A guide to literary Exeter.
This guide results from a Men's Walk round Exeter on 20 March 2021 to raise funds for Hospiscare. It took in an eleven mile circuit as required by the walk, and was designed to cover sites in and around the City which have literary associations, inspired by Exeter's designation as Britain's UNESCO city of literature at the end of 2019. The first sites visited were supplemented the following Monday when a similar distance was covered around the University and along the riverside. It is hoped that the guide can be further developed both to serve as a gazetteer of Exeter's literary heitage and to highlight current literary activity in Exeter during the period of the UNESCO initiative. The guide has been split into six sections which group the sites within different areas of Exeter:

Walk 1. The Cathedral Close and the West Quarter.

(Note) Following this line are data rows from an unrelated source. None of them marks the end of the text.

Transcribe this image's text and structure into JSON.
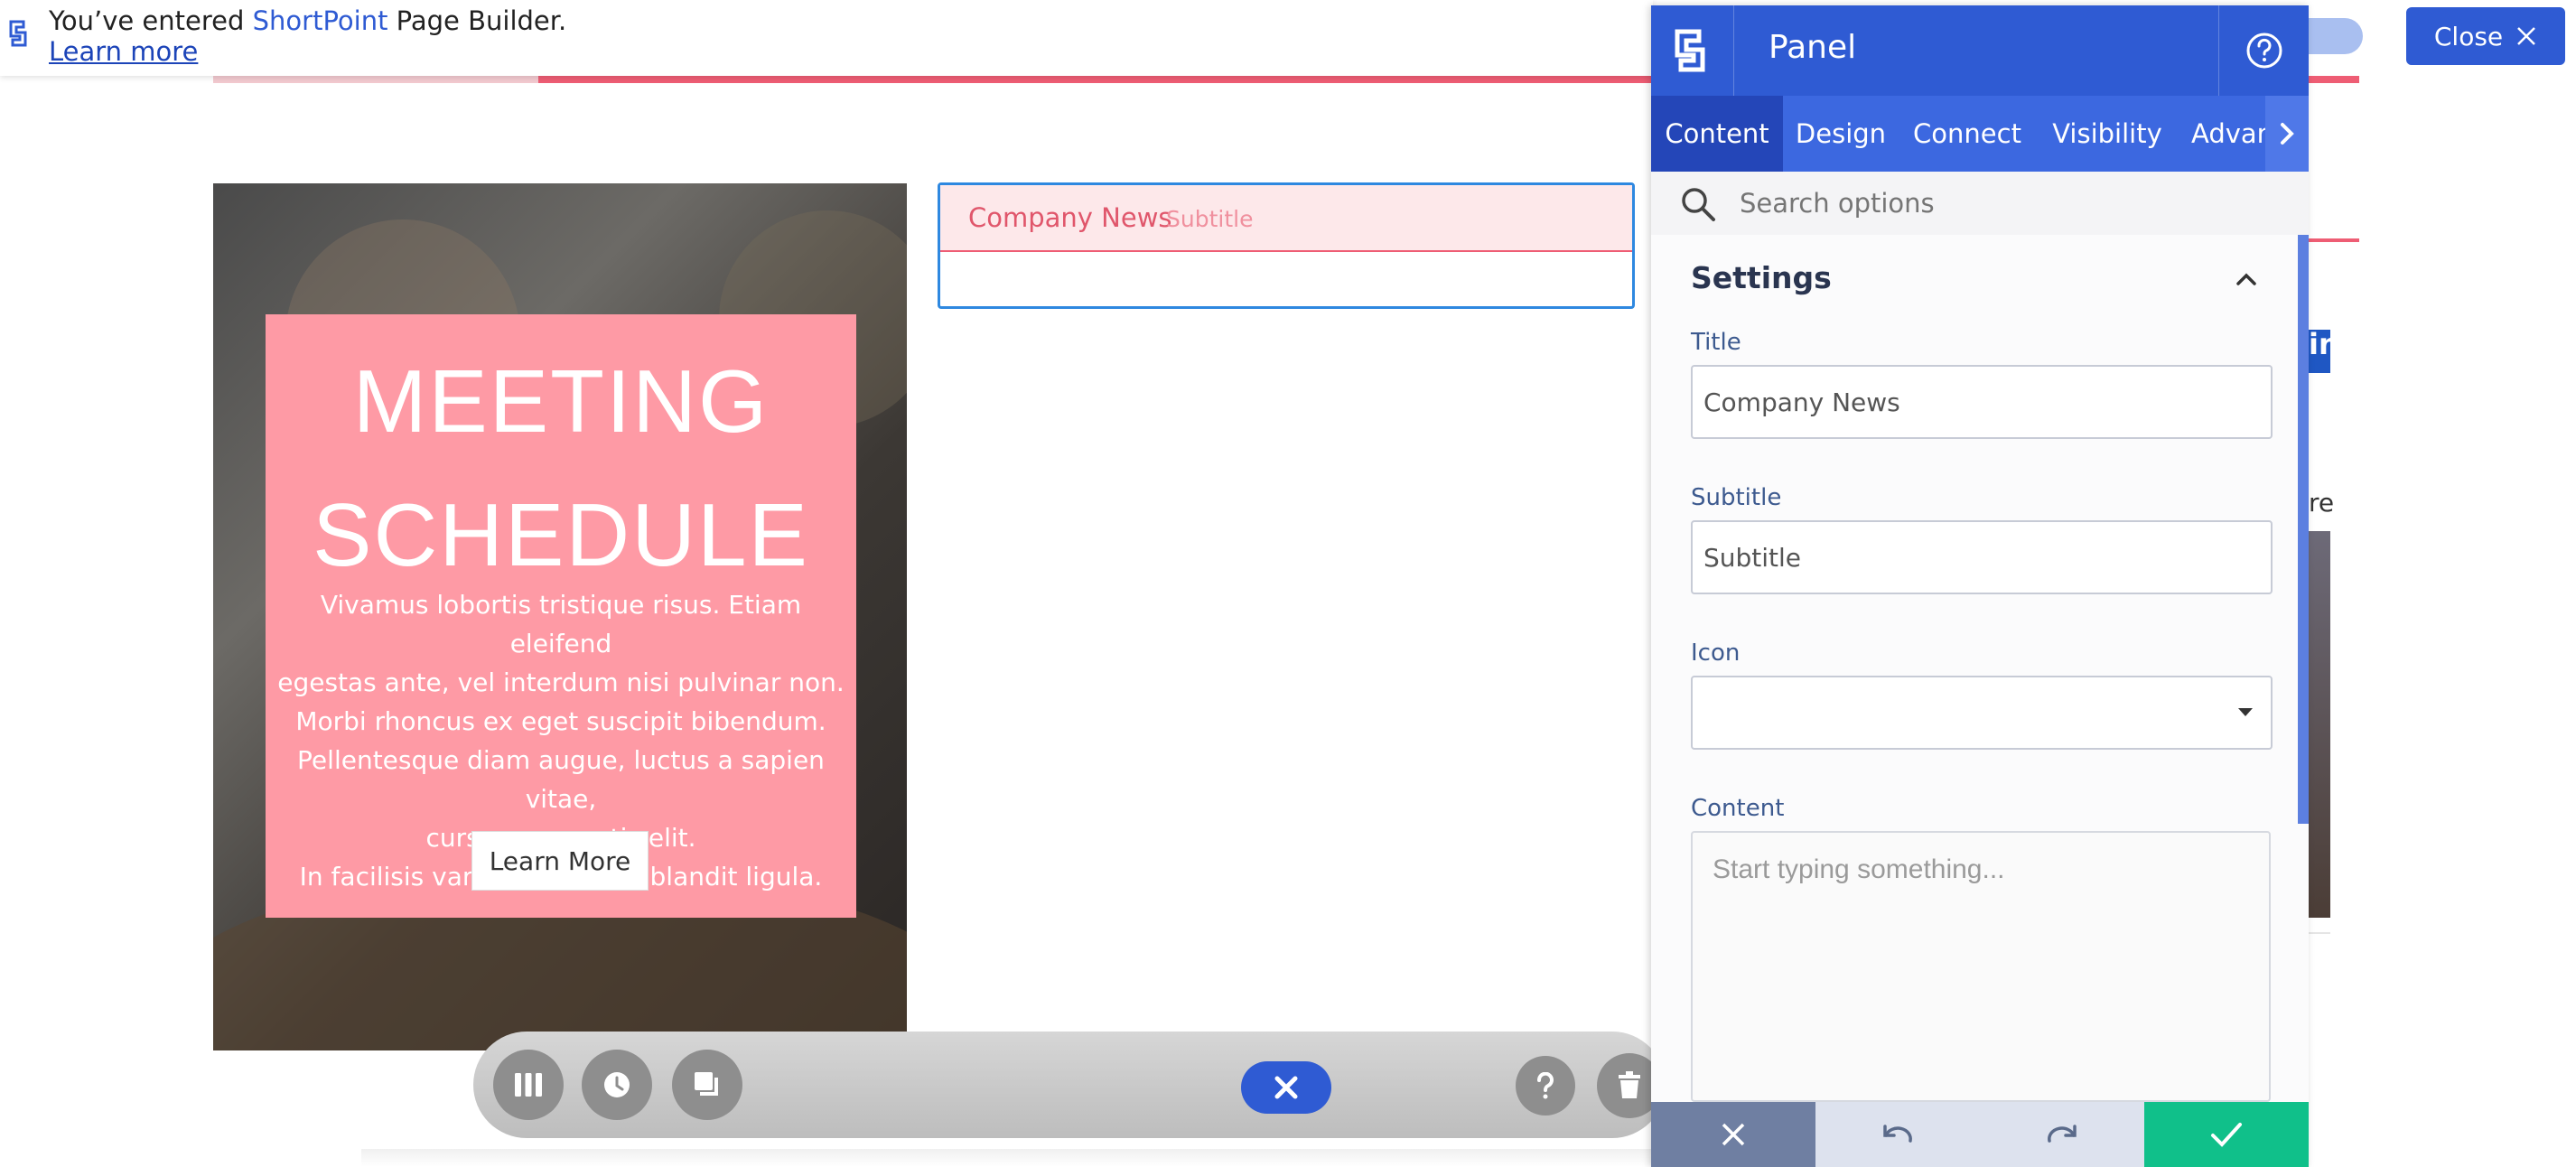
{
  "notice": {
    "prefix": "You’ve entered ",
    "brand": "ShortPoint",
    "suffix": " Page Builder.",
    "learn_more": "Learn more"
  },
  "close_button": {
    "label": "Close"
  },
  "meeting_tile": {
    "title_line1": "MEETING",
    "title_line2": "SCHEDULE",
    "desc_lines": [
      "Vivamus lobortis tristique risus. Etiam eleifend",
      "egestas ante, vel interdum nisi pulvinar non.",
      "Morbi rhoncus ex eget suscipit bibendum.",
      "Pellentesque diam augue, luctus a sapien vitae,",
      "cursus venenatis elit.",
      "In facilisis varius enim, nec blandit ligula."
    ],
    "button": "Learn More"
  },
  "news_widget": {
    "title": "Company News",
    "subtitle": "Subtitle"
  },
  "background_right": {
    "partial_text": "re",
    "linkedin_glyph": "in"
  },
  "panel": {
    "title": "Panel",
    "tabs": [
      {
        "label": "Content",
        "active": true
      },
      {
        "label": "Design",
        "active": false
      },
      {
        "label": "Connect",
        "active": false
      },
      {
        "label": "Visibility",
        "active": false
      },
      {
        "label": "Advan",
        "active": false
      }
    ],
    "search": {
      "placeholder": "Search options"
    },
    "settings": {
      "heading": "Settings",
      "title_label": "Title",
      "title_value": "Company News",
      "subtitle_label": "Subtitle",
      "subtitle_value": "Subtitle",
      "icon_label": "Icon",
      "icon_value": "",
      "content_label": "Content",
      "content_placeholder": "Start typing something..."
    }
  },
  "colors": {
    "brand_blue": "#2f5bd3",
    "tile_pink": "#fe9aa5",
    "accent_pink": "#ee5d74",
    "save_green": "#10c08a"
  }
}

Walk 2. The High Street and around.
Walk 3. East through Heavitree to Sowton and Pinhoe.
Walk 4. North to the University and Saint David.
Walk 5. South through Saint Leonard to Topsham.
Walk 6. West of the river: Saint Thomas, Exwick, Alphington and Ide.

The area covered by the walks is outlined on the first edition of the Ordnance Survey map of Exeter, dating from 1809. The open landscape depicted on that map shows that the walks suggested outside the walled city are not intended to be followed slavishly. The sites are scattered and sometimes not worth the long trek to hunt them out as there is little of historic interest to be seen. It reflects the relatively recent extension of the city: Saint Thomas and Exwick were not incorporated into the city until 1900, Heavitree in 1913 and Topsham, including Countess Wear, as well as Pinhoe and Alphington as recently as 1966. There has also been a counterflow of printers, publishers and archives away from the centre into trading estates on the outskirts of the city.
The route covered on 20 March was not exactly as planned and superimposed on the 1809 Ordnance Survey map in an earlier version of this page, but I covered about eleven miles in all, three more than the eight laid down by Hospiscare, most of it valiantly accompanied by my cousin. I had to omit the northern section around the University and part of the route along the river, but I completed this with my wife Jill on Monday, adding another eight miles to the total. There were little bonuses along the way. A surprising proportion of the Saturday walk was along footpaths or cycle routes lined with primroses and daffodils and with spectacular views northwards to the Cathedral and southwards down to the Exe Estuary from Pynes Hill, eastwards towards Coleridge's Ottery St Mary from above Sowton and westwards across the valley to Richard Hooker's Heavitree from Hill Barton. At William Pollard's printing establishment in Sowton we had an interesting conversation with an employee with forty years experience in the printing industry who showed us their memorial garden with the gates transported from their Southernhay premises. And the overcast day and the relatively deserted streets in the city centre, even on a Saturday, made ideal conditions for photography.  The Monday also brought its bonuses, notably an encounter with former Exeter University Librarian and poet Alasdair Paterson who drew our attention to a novella by the French writer Georges Perec (1936 – 1982). Les revenentes (1972) is a univocalic piece of writing in which the letter "e" is the only vowel used. A brilliant English translation by Ian Monk was published in 1996 as The Exeter text: jewels, secrets, sex (also univocalic) in the collection Three. It is set in a bizarre univocalic Exeter nobody would recognise, so unfortunately cannot figure in this literary tour, but we must ensure that a copy of the original and translation is available in an Exeter library somewhere. I also ran to earth the lodging the novelist George Gissing rented when he found it impossible to work at his home in Prospect Park which he shared with a wife who was mentally unstable and often became violent.